In Ulm stellen fünf Fotografen aus Bamako und acht aus Dakar aus. Sie kommen in ausführlichen Videointerviews zu Wort und kommentieren ihre Arbeit im Spannungsfeld zwischen Tradition und globalem Kunstmarkt. Malick Sidibé sagt, er habe früher für seine heimische Kundschaft nur Fotos in rechteckiger Form gemacht und Lampen, Installationen oder andere Gegenstände im Hintergrund als störende »Parasiten« am Bildrand weggeschnitten, bis dann die Galerien nach einer quadratischen Form verlangt hätten.
Fatoumata Diabaté übersetzt traditionelle malische Märchen in eine surreale Bildsprache. In ihrer Serie »Der Mensch als Tier« verkleiden sich Schüler mit selbstgemachten Masken als Kaninchen oder Hyäne. Sogar auf Djibril Sys Reportagefoto aus dem Bürgerkrieg in Liberia scheinen sich die Frauen mit den Gewehren, eine Rebellengruppe, die man »die Amazonen« nennt, auch durch ihren extravaganten Modestil zu ermächtigen.
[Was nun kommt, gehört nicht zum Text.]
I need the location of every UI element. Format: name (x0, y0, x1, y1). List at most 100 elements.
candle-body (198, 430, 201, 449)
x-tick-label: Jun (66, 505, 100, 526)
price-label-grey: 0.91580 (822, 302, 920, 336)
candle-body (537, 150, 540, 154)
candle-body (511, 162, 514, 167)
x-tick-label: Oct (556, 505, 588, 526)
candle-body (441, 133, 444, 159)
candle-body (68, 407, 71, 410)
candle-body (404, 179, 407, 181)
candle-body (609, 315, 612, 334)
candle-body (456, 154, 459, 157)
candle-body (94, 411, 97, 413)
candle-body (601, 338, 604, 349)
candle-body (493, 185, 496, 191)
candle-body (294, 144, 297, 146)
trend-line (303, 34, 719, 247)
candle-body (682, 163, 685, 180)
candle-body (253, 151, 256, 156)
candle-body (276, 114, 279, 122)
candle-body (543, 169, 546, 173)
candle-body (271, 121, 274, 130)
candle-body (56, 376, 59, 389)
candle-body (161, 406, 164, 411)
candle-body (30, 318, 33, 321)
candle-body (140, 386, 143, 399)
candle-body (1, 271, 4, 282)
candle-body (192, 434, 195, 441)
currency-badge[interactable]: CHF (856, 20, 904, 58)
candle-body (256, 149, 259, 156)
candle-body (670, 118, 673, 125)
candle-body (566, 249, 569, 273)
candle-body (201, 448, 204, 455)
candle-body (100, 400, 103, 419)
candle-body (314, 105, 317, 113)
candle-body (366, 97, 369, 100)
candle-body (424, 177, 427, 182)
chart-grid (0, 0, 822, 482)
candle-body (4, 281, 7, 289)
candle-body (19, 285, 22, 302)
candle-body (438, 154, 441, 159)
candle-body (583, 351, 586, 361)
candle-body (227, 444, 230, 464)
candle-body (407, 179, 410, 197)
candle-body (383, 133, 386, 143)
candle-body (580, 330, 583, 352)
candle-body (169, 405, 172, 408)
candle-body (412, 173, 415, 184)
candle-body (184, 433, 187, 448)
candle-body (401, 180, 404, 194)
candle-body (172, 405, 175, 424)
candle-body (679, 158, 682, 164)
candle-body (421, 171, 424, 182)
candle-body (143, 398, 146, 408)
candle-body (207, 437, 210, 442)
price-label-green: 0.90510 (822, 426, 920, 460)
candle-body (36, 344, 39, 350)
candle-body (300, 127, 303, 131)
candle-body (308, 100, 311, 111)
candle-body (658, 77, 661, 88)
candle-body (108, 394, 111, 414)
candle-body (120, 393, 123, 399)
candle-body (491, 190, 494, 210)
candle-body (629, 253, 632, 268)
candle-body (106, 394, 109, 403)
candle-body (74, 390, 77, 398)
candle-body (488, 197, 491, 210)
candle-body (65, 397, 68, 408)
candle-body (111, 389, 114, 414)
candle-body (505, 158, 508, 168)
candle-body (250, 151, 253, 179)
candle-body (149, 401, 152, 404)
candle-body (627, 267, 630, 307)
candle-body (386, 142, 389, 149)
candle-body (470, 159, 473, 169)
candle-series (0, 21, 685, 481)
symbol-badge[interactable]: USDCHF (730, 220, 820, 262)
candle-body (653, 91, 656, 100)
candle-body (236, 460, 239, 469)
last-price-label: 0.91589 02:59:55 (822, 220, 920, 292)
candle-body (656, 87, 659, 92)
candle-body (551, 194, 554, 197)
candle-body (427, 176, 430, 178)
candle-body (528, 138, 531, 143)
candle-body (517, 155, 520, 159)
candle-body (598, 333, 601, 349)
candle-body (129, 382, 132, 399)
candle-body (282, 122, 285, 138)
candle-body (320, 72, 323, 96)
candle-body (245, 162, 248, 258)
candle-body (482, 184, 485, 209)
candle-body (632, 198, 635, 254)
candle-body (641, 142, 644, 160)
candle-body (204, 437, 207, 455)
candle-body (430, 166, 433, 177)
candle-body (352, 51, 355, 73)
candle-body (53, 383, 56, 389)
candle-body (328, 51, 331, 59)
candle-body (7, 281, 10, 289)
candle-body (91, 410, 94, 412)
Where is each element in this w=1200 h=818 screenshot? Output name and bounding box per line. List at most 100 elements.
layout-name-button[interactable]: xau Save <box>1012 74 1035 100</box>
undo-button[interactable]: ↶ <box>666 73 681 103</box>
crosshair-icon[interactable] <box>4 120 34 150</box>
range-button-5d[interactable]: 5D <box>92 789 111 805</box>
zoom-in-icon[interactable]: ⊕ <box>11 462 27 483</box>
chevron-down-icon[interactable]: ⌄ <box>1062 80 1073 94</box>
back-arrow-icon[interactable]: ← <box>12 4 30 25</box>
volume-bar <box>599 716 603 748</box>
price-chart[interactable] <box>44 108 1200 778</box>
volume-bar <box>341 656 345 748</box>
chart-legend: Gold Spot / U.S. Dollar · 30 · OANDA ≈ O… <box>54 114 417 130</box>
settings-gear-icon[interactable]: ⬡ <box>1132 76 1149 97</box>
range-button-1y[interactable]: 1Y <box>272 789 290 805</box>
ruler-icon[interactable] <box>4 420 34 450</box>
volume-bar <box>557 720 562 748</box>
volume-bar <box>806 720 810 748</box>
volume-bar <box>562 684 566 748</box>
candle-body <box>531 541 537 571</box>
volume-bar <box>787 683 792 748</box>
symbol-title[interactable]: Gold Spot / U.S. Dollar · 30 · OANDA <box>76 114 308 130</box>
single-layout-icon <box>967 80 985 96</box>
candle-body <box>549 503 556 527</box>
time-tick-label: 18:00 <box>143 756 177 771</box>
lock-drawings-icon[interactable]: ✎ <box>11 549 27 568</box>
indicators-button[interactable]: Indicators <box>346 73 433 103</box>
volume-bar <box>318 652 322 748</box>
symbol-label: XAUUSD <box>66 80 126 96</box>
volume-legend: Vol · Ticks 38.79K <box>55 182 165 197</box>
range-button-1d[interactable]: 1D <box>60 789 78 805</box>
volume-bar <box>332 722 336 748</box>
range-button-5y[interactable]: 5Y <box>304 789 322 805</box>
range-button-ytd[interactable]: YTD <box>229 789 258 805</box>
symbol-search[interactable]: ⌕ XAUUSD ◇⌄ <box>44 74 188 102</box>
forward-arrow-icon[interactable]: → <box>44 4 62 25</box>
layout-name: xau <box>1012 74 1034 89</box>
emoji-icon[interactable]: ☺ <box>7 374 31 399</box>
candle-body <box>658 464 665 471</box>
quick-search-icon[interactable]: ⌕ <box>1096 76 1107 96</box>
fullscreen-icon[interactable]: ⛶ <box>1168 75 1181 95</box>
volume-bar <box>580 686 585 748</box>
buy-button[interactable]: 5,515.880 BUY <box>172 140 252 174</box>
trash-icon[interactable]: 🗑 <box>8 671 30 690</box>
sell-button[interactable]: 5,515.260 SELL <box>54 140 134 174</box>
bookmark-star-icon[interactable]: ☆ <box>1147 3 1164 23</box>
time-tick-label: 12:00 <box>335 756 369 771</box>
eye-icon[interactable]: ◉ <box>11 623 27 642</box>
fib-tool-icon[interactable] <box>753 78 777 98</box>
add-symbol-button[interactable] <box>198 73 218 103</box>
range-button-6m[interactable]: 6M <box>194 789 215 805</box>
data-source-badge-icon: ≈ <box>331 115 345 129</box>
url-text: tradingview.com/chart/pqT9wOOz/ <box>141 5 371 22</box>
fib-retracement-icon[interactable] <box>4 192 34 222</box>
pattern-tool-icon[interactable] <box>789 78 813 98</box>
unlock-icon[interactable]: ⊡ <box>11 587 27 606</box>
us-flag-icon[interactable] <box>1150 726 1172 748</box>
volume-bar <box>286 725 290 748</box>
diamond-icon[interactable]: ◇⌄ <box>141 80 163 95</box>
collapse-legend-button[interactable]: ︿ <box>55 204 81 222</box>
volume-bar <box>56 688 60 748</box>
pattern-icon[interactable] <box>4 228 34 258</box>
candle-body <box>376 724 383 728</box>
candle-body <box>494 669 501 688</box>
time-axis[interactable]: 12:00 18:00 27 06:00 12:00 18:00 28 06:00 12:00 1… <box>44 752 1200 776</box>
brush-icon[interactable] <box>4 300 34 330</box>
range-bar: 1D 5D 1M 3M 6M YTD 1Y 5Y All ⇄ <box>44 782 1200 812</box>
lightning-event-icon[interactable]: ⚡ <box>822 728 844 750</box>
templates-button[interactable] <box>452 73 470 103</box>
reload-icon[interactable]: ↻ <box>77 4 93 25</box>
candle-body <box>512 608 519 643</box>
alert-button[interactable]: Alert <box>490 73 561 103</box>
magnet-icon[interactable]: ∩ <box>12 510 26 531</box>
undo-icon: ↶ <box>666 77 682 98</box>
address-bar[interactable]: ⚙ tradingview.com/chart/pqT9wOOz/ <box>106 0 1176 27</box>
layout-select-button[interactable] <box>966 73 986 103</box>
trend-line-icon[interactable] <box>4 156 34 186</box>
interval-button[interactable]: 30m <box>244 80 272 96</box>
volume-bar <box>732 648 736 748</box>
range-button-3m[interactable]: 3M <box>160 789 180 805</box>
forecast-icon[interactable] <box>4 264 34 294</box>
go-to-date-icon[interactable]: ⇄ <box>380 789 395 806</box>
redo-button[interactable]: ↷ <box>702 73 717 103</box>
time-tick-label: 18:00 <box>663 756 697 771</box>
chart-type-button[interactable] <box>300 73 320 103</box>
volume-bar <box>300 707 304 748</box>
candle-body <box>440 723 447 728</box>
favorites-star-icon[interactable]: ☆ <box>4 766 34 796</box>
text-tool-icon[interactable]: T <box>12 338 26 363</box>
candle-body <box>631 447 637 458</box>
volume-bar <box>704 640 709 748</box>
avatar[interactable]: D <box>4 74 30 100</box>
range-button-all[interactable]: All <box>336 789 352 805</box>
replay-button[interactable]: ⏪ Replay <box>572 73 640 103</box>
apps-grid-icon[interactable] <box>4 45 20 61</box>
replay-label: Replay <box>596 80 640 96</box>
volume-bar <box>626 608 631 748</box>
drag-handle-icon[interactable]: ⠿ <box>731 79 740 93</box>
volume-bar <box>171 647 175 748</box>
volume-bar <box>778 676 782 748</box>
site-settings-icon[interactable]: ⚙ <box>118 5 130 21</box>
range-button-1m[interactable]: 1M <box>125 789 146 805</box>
Gibt es eine »afrikanische Fotografie«? Nein, sagen die meisten, was soll da der Unterschied dieser Porträts sein zu denen von, sagen wir mal, August Sander? Würde Malick Sidibé in New York fotografieren, hielte man den Urheber dieser Bilder für einen Amerikaner, da das Umfeld der Gebäude und Avenuen das Foto definiere. Für Emmanuel Bakary Daou gibt es aber einen afrikanischen Blick auf eine bestimmte Situation, der anders sei als der eines Fotografen aus dem Westen. Das ist Omar Victor Diop zufolge das »Moment des Träumens, eine Flucht, das Erhabene«, und »vor allem in Westafrika (...) ein ausgeprägter Sinn für das Schöne.« Zum Beispiel Erdnüsse an der Straßenecke, fein angeordnet.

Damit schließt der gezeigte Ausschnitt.